Cycling has experienced a renaissance in the United States, as cities
around the country promote the bicycle as an alternative means of
transportation. In the process, debates about the nature of
bicycles--where they belong, how they should be ridden, how cities
should or should not accommodate them--have played out in the media, on
city streets, and in city halls. Very few people recognize, however,
that these questions are more than a century old.

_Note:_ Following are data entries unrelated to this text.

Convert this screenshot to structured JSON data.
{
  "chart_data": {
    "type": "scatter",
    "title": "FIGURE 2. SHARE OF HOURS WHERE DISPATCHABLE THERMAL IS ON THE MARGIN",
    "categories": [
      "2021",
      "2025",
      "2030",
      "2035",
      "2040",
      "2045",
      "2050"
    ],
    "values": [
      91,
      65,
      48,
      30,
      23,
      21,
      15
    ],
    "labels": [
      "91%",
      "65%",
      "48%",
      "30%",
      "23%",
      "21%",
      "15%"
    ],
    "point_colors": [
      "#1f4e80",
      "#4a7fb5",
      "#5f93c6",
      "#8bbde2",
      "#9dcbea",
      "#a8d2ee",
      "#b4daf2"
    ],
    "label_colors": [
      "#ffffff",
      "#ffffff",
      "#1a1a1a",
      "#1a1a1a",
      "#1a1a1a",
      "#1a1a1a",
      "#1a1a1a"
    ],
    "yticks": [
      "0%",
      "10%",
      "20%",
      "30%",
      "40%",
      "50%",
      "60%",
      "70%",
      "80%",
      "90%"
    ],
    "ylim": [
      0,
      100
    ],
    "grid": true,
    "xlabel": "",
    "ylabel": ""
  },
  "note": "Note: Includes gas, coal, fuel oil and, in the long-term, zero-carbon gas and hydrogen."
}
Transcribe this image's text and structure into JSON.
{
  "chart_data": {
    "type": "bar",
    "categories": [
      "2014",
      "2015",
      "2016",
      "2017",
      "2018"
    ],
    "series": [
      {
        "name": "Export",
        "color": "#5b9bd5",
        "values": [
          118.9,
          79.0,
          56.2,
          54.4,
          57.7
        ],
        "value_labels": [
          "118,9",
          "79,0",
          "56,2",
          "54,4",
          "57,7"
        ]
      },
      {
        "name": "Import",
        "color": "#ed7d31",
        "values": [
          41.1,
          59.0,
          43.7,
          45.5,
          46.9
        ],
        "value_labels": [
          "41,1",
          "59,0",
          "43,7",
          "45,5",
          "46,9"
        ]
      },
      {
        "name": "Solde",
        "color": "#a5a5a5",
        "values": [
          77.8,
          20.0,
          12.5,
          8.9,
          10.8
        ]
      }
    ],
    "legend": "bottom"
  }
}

The Cycling City is a sharp history of the bicycle's rise and fall in
the late nineteenth century. In the 1890s, American cities were home to
more cyclists, more cycling infrastructure, more bicycle friendly
legislation, and a richer cycling culture than anywhere else in the
world. Evan Friss unearths the hidden history of the cycling city,
demonstrating that diverse groups of cyclists managed to remap cities
with new roads, paths, and laws, challenge social conventions, and even
dream up a new urban ideal inspired by the bicycle. When cities were
chaotic and filthy, bicycle advocates imagined an improved landscape in
which pollution was negligible, transportation was silent and rapid,
leisure spaces were democratic, and the divisions between city and
country were blurred. Friss argues that when the utopian vision of a
cycling city faded by the turn of the century, its death paved the way
for today's car-centric cities--and ended the prospect of a true
American cycling city ever being built.